Каждый день он звонил Наталье в Ростов, иногда они говорили часами, счета за переговоры приходили сумасшедшие. Все чаще и чаще он заглядывал в художественные салоны, запасался инвентарем, материалами и удивлялся, как быстро западники освоили наш рынок. Станки, мольберты, кисти, мастихины, карандаши, краски, эмали, лаки, десятки видов необходимых художнику товаров, включая маркеры, скобы для крепления холста, какой хочешь багет — все было итальянским, французским, немецким, голландским, японским, китайским, вплоть до специальной бумаги для акварелей и темперы.
Выбор, конечно, поражал, и он, вспоминая отца в эти минуты, жалел, что тот и представить себе не мог, какой на свете есть качественный инструмент и какие дивные краски.
После возвращения из кавказского плена Константин Николаевич поражался переменам в Москве за последние три года, особенно удивляло его появление множества художественных галерей. Но интерес его к частным галереям быстро истаял, там пропагандировали нечто такое, что он едва ли осмелился бы назвать искусством. В галерее "Риджина", которую ему непременно рекомендовали посетить, прошла нашумевшая выставка "Грязь". Настоящей уличной грязью оказались залиты мраморные полы роскошного зала, а поверх накинуты грязные доски с ближайшей стройки, выполнявшие роль мостков, чтобы посетитель мог убедиться, что и в самых дальних углах выставки настоящая грязь.

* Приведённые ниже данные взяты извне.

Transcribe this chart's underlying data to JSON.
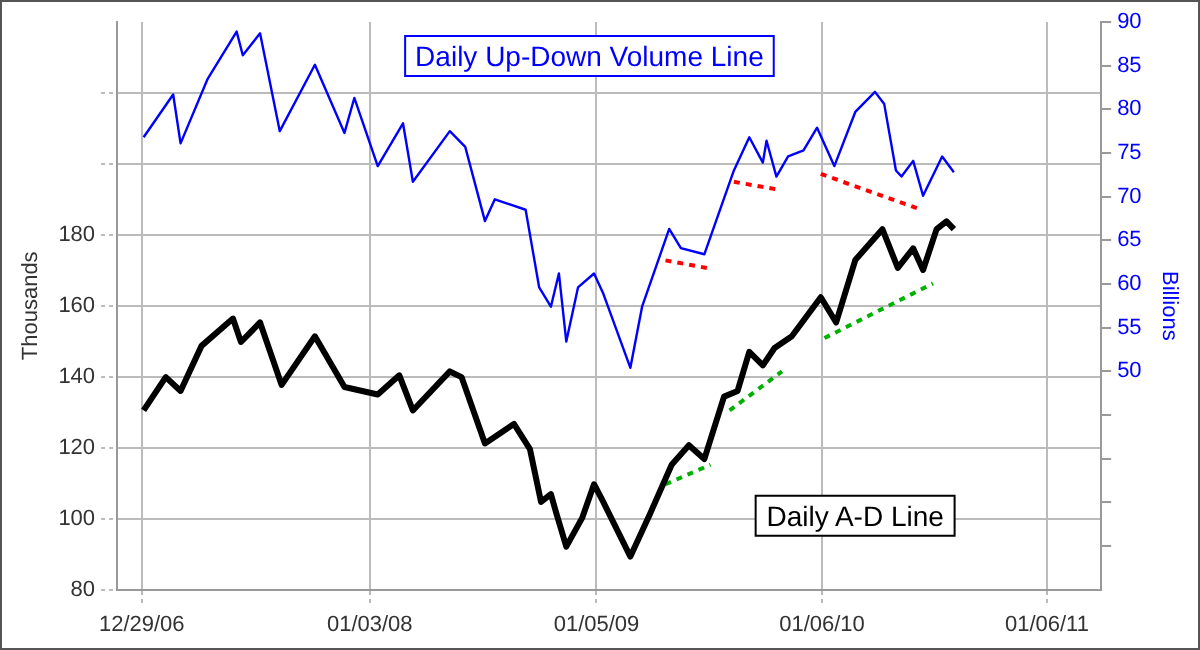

Вот и весь художественный изыск. Всевозможные выставки с живыми животными: свиньями, ослами, быками, кроликами, с раздеванием догола художников обоего пола — и прочими бредовыми фантазиями совсем отвратили Тоглара от модных галерей, часто упоминаемых прессой. А вот Третьяковка, которую он любил больше всего и где имелись работы его знаменитого деда, в том числе и портрет Ленина, сделанный им в 1918 году, — кстати, первый официальный портрет вождя революционной России, — до сих пор находилась на ремонте.

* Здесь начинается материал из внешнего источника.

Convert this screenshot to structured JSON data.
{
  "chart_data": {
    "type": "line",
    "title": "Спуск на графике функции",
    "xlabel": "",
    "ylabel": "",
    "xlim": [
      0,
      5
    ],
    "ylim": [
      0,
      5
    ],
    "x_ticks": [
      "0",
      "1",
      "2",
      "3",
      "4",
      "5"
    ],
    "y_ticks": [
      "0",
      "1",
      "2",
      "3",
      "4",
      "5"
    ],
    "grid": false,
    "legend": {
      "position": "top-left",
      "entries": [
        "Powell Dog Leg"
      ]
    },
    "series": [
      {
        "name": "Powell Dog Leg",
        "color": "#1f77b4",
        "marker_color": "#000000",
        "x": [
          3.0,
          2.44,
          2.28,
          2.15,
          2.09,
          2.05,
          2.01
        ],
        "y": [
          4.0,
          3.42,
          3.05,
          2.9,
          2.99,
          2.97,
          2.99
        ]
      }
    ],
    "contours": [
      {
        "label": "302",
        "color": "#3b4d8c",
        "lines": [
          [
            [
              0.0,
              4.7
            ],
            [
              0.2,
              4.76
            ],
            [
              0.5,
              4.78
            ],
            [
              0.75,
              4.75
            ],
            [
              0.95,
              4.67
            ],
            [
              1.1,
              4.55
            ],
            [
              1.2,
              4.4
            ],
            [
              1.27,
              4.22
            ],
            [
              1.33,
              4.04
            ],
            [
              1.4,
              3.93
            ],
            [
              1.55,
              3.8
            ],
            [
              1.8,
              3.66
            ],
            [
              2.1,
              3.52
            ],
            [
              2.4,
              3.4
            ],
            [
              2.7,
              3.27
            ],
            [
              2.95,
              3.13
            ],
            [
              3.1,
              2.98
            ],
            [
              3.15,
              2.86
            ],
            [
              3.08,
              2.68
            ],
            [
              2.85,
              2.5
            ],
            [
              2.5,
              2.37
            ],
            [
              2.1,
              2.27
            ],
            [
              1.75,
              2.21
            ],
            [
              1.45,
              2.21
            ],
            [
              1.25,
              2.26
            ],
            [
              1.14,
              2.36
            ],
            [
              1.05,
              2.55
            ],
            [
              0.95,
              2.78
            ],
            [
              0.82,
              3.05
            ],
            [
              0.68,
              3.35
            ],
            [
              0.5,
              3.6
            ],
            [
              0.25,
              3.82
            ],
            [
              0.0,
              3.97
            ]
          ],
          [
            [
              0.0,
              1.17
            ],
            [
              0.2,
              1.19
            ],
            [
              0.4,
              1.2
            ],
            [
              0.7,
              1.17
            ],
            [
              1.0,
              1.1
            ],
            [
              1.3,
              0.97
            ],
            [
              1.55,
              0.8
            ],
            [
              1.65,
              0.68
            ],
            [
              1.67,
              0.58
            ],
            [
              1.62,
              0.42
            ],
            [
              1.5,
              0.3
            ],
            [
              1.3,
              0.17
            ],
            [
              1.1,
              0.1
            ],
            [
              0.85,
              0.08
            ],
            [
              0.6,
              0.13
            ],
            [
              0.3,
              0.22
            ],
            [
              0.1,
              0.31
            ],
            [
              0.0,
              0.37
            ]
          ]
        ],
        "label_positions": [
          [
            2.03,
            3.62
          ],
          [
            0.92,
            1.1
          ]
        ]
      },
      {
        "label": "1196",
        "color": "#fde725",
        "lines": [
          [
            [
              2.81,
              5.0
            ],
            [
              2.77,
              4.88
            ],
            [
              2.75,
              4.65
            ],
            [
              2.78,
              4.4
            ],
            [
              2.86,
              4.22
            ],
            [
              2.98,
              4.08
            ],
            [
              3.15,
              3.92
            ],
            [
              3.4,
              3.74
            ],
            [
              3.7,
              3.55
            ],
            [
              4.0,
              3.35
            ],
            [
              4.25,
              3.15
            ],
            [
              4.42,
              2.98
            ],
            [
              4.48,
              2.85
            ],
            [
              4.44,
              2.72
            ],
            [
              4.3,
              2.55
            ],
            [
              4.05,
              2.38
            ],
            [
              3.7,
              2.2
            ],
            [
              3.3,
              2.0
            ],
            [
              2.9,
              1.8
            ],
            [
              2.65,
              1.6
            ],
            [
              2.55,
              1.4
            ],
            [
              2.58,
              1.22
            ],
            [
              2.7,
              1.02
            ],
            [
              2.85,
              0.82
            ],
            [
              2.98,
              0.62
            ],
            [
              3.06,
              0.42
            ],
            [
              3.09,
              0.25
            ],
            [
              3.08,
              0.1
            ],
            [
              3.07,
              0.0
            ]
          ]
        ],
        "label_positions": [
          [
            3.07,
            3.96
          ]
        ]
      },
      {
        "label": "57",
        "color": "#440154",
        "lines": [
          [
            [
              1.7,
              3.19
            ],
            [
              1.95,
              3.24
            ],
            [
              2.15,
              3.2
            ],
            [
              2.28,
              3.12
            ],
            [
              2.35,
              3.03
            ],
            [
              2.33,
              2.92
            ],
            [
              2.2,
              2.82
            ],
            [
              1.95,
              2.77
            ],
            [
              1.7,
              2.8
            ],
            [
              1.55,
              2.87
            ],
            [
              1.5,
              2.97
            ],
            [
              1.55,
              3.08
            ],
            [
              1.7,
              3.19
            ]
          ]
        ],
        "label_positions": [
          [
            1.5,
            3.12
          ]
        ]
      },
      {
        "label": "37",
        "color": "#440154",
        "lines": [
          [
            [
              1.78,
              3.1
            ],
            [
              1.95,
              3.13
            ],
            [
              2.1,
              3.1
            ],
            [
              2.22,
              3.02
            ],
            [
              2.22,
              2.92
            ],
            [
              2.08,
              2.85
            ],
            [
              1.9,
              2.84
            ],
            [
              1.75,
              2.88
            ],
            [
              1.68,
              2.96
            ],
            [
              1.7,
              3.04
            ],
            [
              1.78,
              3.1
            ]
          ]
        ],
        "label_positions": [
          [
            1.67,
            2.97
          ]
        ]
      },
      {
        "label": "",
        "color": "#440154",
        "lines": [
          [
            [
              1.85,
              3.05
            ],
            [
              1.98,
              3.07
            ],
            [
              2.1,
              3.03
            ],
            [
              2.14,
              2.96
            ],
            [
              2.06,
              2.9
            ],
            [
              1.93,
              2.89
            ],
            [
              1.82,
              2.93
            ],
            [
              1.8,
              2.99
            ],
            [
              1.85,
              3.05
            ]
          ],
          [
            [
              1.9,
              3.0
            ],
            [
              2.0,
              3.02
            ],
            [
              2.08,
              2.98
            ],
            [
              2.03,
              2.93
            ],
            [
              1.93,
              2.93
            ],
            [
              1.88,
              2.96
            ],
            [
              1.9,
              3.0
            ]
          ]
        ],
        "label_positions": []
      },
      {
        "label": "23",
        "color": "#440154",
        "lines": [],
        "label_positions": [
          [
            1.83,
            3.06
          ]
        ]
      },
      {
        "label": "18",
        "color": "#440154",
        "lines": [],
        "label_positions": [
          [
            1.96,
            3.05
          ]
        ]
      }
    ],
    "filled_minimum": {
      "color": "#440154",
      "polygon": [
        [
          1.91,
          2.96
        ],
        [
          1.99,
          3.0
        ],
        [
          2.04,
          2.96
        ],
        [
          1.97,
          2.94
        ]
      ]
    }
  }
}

К концу сентября неожиданно распогодилось, надолго исчезли обложные дожди, небо посветлело, вновь заиграло солнышко, и в городе, одетом в багряный цвет, исчезли зонты, плащи, казалось, горожане вдруг приосанились, помолодели, повеселели. В эти погожие осенние дни Константин Николаевич осуществил свою давнюю мечту — много и подолгу гулял пешком по Москве, узнавая и не узнавая ее, радуясь и огорчаясь одновременно. Там, в кавказском плену, ему часто снилась Москва — зо-лотоглавая, белокаменная, и он дал себе слово, если судьба будет милостива к нему и он вернется из неволи, то обязательно, всегда, в любое время года, будет совершать долгие пешие прогулки по столице. В одной из таких прогулок он открыл для себя по-новому Крымский вал, напротив парка Горького, который за последнее время облюбовали живописцы. Настоящий многокилометровый вернисаж, салон под открытым небом!
Пока стояли сухие и солнечные дни, Константин Николаевич приходил сюда чуть ли не ежедневно и досадовал, если заботы по оборудованию квартиры и мастерской не позволяли вырваться, погулять для души.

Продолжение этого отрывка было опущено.